In the case of application for import authorization, the amount of fees payable is based on the cif value of authorization. This is unreasonable breaches the reasonable fee norm of WTO.
Customs advance ruling coverage introduced is discriminatory (introduced in 2004) as only foreign firms who invest in India through JV or wholly owned subsidiaries can avail the facility. Indian companies cannot avail the benefit of advance ruling.
The novel Scheme of Authorized Economic Operator (AEO) which provides for accelerated clearance both inside and outside India is yet to take off.
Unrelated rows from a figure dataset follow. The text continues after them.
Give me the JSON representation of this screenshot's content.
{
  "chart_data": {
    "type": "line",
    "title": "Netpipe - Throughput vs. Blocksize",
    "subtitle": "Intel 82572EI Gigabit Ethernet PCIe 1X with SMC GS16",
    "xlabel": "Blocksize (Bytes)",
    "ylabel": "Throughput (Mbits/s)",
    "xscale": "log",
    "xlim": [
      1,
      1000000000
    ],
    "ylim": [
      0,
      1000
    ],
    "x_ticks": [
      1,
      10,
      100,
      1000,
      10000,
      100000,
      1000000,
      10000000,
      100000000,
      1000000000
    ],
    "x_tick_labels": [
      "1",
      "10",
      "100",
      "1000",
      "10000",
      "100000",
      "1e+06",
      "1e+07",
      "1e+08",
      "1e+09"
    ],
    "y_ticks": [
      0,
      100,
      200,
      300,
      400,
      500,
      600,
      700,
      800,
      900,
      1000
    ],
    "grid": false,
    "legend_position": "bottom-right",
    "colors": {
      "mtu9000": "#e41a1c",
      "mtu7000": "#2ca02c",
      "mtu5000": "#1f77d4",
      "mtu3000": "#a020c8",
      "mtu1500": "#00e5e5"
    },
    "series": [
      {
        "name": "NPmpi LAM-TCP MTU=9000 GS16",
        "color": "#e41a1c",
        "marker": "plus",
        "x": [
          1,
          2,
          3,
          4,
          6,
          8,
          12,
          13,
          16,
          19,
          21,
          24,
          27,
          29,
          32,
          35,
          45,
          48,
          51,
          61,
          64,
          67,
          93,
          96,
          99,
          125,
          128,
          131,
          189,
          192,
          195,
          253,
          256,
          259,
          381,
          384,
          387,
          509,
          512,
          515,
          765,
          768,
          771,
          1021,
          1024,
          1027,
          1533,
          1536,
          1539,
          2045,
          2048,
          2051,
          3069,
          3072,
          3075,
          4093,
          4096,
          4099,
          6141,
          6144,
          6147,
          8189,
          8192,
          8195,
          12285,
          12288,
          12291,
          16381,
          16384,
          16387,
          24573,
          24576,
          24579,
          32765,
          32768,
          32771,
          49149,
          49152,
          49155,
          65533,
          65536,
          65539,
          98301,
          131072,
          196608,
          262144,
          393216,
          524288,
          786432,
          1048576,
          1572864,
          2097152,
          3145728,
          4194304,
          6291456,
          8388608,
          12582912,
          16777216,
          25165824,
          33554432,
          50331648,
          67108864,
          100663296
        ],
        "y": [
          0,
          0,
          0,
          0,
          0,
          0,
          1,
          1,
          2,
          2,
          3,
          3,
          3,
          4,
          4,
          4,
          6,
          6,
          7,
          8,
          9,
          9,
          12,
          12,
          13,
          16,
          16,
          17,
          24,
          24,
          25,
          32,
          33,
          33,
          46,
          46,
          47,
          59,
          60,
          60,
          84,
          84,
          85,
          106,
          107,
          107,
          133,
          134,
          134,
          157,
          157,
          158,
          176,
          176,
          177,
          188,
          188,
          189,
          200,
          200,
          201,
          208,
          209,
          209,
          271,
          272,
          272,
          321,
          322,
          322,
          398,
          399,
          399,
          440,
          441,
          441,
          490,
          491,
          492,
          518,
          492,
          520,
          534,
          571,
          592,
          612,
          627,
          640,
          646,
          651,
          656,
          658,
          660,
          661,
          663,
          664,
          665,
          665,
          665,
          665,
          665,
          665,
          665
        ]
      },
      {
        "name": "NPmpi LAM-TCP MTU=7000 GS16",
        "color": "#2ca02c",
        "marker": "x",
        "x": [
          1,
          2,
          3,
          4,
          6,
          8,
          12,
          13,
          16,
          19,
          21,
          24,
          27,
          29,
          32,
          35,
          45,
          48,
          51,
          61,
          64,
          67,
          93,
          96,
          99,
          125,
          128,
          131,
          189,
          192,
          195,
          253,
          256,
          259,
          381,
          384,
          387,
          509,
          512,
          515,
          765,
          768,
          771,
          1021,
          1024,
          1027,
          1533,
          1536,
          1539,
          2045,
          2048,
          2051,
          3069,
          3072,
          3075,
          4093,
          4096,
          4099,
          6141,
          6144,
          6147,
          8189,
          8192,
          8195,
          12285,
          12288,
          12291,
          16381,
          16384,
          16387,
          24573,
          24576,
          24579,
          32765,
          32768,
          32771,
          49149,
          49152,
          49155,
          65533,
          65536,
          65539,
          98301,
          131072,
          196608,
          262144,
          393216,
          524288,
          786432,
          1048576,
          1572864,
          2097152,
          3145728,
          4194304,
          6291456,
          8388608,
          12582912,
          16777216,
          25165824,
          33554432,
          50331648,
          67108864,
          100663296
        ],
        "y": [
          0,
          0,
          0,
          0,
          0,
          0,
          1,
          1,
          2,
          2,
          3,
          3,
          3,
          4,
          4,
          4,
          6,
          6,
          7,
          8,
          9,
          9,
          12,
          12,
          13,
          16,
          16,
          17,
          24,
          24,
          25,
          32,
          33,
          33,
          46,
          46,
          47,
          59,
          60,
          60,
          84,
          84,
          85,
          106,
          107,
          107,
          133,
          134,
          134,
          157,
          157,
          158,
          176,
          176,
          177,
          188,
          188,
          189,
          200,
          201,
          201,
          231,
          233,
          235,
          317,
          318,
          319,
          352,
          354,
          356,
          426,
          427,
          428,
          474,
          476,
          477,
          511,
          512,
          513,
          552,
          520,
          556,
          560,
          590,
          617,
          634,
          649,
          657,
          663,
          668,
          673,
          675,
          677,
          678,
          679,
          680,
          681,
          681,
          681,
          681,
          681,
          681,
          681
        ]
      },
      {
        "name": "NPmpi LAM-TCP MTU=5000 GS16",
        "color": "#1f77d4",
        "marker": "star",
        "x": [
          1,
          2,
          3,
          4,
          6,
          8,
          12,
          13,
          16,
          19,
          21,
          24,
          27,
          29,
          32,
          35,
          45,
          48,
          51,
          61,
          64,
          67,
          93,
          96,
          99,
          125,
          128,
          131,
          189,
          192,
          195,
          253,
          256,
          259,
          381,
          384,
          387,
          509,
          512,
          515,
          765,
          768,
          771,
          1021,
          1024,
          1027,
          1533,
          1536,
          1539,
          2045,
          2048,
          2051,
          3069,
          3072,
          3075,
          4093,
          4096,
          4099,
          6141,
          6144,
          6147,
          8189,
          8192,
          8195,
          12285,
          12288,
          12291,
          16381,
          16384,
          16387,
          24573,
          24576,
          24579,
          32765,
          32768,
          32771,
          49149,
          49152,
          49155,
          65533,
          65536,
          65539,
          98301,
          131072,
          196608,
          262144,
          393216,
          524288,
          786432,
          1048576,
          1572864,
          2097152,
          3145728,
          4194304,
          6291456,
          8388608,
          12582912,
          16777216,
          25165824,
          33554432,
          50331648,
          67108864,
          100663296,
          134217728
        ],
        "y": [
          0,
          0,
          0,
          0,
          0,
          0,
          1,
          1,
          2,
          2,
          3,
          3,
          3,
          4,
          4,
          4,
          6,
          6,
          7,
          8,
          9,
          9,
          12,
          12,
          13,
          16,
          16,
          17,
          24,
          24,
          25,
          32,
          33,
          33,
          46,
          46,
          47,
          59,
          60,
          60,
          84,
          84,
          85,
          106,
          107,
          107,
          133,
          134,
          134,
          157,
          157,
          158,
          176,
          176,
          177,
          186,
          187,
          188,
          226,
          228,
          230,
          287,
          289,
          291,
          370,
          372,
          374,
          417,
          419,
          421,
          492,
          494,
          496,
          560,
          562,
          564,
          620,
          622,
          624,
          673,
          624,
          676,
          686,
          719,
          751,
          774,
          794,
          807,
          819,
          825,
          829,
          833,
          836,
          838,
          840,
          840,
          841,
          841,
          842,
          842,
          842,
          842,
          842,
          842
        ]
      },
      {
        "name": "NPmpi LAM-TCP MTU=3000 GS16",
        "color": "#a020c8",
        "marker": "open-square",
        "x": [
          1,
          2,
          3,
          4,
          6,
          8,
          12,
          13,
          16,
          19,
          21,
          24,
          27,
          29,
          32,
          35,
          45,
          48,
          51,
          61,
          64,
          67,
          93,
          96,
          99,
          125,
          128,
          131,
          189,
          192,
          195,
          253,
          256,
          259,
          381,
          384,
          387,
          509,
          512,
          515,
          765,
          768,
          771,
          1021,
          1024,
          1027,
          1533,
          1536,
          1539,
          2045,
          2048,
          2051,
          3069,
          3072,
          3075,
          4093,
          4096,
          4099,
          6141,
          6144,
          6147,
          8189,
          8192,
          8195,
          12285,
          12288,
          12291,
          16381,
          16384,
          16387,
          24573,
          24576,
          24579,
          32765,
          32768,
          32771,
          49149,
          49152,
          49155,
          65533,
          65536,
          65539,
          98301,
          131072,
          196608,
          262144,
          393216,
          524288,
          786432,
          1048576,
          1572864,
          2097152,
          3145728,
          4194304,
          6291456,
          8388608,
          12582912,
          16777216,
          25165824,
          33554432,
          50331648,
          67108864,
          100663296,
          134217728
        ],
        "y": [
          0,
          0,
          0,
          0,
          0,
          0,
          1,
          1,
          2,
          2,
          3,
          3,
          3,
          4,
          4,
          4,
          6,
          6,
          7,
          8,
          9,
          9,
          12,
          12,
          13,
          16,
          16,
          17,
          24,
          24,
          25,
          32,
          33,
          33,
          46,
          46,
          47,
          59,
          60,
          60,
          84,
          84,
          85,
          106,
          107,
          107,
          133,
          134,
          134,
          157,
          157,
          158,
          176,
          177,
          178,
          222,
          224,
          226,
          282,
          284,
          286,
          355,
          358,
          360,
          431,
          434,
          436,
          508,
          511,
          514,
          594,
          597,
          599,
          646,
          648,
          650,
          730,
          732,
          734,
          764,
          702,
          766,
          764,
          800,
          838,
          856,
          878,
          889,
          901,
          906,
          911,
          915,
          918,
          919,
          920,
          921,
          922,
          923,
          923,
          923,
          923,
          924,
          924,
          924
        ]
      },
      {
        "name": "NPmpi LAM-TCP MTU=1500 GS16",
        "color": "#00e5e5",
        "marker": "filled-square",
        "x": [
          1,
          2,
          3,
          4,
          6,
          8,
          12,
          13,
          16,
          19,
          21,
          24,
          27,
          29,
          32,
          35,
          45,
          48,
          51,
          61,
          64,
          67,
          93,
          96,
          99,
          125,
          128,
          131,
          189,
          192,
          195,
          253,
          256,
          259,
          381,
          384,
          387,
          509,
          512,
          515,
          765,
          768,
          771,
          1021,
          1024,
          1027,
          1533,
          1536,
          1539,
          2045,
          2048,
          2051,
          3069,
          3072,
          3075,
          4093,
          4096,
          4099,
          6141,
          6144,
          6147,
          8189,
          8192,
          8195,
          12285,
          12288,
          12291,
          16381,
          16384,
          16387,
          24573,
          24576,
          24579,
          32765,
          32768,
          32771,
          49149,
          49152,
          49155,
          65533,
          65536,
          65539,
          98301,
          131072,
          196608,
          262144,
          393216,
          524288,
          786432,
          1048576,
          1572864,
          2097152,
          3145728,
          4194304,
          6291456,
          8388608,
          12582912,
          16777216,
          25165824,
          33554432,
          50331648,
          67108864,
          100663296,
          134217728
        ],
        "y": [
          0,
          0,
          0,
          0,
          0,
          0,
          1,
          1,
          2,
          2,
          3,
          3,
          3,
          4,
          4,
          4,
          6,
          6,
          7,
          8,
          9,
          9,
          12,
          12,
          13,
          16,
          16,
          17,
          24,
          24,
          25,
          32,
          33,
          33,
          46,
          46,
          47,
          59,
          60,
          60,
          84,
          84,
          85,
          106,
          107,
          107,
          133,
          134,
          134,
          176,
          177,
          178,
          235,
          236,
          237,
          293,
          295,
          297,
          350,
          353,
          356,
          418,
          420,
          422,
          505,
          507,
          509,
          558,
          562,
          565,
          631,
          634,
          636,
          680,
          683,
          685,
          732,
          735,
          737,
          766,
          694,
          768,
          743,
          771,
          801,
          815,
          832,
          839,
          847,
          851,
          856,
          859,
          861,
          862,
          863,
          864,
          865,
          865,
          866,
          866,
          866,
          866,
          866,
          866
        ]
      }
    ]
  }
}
Other disadvantages to the Export Sector:
Foreign Banks with more than 20 branches in India are not required to lend to the export sector. Foreign Banks are compelled to provide loans to agriculture as priority sector advance but export sector is excluded and is not mandatory. Foreign Banks operating in India expanding their lending to the export sector could offer more sops through their network of branches abroad where export operations take place. Standard Chartered Bank, HSBC, Citibank, all having more than 20 branches in India have to lend 18% of priority sector advances to agriculture and nothing to exports as it is non priority area! This dried up export credit to export oriented units, thereby affecting exports and GDP. It is estimated that a 1% fall in priority sector lending to the export sector will reduce the export GDP by 0.76%. India is facing a rising current a/c deficit and an export led growth strategy could reverse the trend.
Mismatch between imports & exports:
The volumes of exports from India is still much lower than import in sharp contrast to some Southeast Asian nations and China which run export surpluses.
Deficit, being a function of both exports and imports requires multiple changes at a macro level;
Rupee has been driven largely by inflation management which has led to a bias against Indian goods;
Capital formation has not taken place in the country in areas like capital goods, electronic machinery and technology goods- import of these items have ballooned. With the right incentives and signals, capital formation in these areas can lead to manufacturing investments;
The definition of Small & Medium businesses differs from country to country. When you have WTO and Preferential Trade Agreements, a disinvest get created in front of an entrepreneur when his competitor is eligible for concessions when he is twice his size;
In India, an entrepreneur has to approach 25 different windows he ends up setting up a Plant while in an overseas location, his counterpart has to approach just 1.
Besides the increasing levels of tax incidence, multiplicity of tax incidence at both Union and state levels, the industry also suffers from retrospective effects of tax ruling. Huge amounts of tax revenues remain under dispute- estimated to be at Rs 2.56 lakh Cr in 2011-12. In India, investment decisions are made on tax considerations and not purely on economic concerns, - this is most unfortunate!
India, if it needs to gather momentum in trade, need to grow to its potential by cutting red tape, labyrinth of laws, bring down the many windows of regulatory maze, and create one solid door. We compare the achievements of many countries with ours; but seldom, we compare the easiness with which regulatory authorities act in other countries and facilitate results.